Have you noticed lately that all the cookies are being baked into snickerdoodles?
I’ve seen everything from gingerbread to peanut butter cookies twisted into snickerdoodles. It doesn’t end with cookies either. With a quick search on Pinterest, you’ll find waffles, cupcakes, and truffles, to name a few. Snickerdoodles and I go way back. The original basic sugar cookie rolled in cinnamon sugar was the first cookie I baked myself growing up, and it’s still one of my favorites. Last fall, I tried the pumpkin version, and it didn’t disappoint. So when I saw the recipe for chocolate snickerdoodles in Piece of Cake, I knew that I would be trying it out very soon. Like the original, cream of tartar is added to basic sugar cookie dough to make the crinkly tops, and the balls of dough are rolled in cinnamon sugar before baking. How could this go wrong?

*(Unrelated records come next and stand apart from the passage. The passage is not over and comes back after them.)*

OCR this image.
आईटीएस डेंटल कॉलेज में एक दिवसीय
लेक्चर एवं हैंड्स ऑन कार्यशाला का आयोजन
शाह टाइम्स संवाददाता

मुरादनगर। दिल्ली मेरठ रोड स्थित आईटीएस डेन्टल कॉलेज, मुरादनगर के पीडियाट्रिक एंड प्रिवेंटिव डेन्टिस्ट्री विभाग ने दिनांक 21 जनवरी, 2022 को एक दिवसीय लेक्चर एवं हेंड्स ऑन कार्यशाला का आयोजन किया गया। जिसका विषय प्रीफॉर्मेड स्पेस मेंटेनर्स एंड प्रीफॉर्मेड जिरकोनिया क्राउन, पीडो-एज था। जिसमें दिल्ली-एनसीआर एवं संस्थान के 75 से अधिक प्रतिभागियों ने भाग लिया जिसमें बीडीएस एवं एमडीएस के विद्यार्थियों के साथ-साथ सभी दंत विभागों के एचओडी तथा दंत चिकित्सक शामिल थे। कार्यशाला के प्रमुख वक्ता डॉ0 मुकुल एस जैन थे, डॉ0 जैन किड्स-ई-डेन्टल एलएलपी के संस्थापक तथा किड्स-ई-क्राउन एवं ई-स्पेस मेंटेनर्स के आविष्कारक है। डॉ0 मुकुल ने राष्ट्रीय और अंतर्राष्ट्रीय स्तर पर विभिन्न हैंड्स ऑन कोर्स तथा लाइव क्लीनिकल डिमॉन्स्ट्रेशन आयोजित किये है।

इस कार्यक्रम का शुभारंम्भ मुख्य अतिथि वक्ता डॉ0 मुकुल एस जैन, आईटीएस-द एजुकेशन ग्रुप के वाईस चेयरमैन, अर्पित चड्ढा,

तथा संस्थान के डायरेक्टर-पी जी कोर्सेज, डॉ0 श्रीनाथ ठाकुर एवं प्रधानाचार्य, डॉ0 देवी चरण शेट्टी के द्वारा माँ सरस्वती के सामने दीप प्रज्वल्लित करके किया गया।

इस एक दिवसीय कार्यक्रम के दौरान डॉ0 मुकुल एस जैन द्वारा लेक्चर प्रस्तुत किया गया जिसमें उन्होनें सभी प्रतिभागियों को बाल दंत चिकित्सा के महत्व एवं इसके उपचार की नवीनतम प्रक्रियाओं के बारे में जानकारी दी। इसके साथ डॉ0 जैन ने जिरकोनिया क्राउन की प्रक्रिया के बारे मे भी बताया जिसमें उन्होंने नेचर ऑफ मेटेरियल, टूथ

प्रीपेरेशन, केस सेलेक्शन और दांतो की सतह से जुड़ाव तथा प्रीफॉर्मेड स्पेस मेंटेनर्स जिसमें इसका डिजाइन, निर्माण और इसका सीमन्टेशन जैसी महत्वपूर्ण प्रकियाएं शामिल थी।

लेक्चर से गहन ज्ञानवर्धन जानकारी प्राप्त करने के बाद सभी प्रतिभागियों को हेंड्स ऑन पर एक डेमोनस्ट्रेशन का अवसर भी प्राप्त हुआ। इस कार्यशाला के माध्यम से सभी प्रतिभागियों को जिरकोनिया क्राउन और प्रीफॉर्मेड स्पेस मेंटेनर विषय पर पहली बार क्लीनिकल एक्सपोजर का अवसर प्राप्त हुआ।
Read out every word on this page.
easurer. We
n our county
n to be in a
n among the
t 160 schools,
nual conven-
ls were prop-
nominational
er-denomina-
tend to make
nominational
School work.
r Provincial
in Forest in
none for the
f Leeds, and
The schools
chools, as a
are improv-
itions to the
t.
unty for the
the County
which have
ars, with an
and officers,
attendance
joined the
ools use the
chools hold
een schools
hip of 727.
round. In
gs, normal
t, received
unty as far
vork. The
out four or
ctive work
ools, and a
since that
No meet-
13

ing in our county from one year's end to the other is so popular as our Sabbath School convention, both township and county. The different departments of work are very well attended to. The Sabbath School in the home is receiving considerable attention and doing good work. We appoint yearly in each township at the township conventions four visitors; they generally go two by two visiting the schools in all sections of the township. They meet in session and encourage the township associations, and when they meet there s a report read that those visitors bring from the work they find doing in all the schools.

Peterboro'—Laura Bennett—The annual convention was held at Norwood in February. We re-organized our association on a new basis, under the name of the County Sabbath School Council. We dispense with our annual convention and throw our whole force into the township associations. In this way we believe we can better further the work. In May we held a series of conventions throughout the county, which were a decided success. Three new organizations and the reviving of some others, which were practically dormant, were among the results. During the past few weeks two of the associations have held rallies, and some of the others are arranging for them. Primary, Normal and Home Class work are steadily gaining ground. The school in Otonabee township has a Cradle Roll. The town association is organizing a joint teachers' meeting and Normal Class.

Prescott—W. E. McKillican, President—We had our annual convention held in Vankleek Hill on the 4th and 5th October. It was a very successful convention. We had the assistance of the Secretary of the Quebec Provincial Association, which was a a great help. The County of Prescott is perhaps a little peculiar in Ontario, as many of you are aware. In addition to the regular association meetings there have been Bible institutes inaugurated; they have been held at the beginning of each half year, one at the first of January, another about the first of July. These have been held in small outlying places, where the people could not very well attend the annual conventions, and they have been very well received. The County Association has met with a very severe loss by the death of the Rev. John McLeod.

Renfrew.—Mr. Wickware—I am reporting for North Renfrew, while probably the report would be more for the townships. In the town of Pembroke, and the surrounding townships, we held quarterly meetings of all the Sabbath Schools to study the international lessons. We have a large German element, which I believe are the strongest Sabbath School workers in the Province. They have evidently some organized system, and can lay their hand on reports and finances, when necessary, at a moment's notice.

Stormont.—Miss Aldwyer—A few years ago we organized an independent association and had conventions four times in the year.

The cookies were a little crispy on the outside but soft and chocolaty on the inside. They were super quick and easy to put together and bake before work on a Friday morning, too. If you want to try a new variation on a classic, this is a good place to start.
- 2 1/4 cups flour
- 1/2 cup cocoa powder
- 1 teaspoon cream of tartar
- 1/2 teaspoon baking soda
- 1/4 teaspoon kosher salt
- 1/2 cup butter, room temperature
- 1 1/2 cups sugar
- 2 eggs
- 2 teaspoons pure vanilla extract
- cinnamon sugar (3 tablespoons sugar plus 1 teaspoon cinnamon)
1. Preheat oven to 350°. Prepare three baking sheets with parchment paper.
2. Combine the dry ingredients in a small bowl. Set aside. Cream together butter and sugar with an electric mixer for about 1 minute until light and fluffy. Add the eggs one at a time and beat well after each. Mix in the vanilla. Scrape the bottom of the bowl and mix another minute so that everything is combined.
3. Add one-third of the dry ingredients to the bowl and slowly mix in. Scrape the sides and bottom of the bowl. Repeat with the remaining ingredients, one-half at a time. Scrape the bottom a final time.
4. Using a medium ice cream scoop, divide the dough into uniform balls. Rolls the balls in cinnamon sugar and place on the sheets about two inches apart. With damp fingers, or the bottom of a drinking glass, slightly flatten the dough to about an inch thick.
5. Bake 12-13 minutes, until the cookies are golden brown at the edges and set in the middle. This is a little difficult to judge with chocolate cookies, so be careful not to over-bake. Let cookies cool on the sheets for 10 minutes before removing to a wire rack.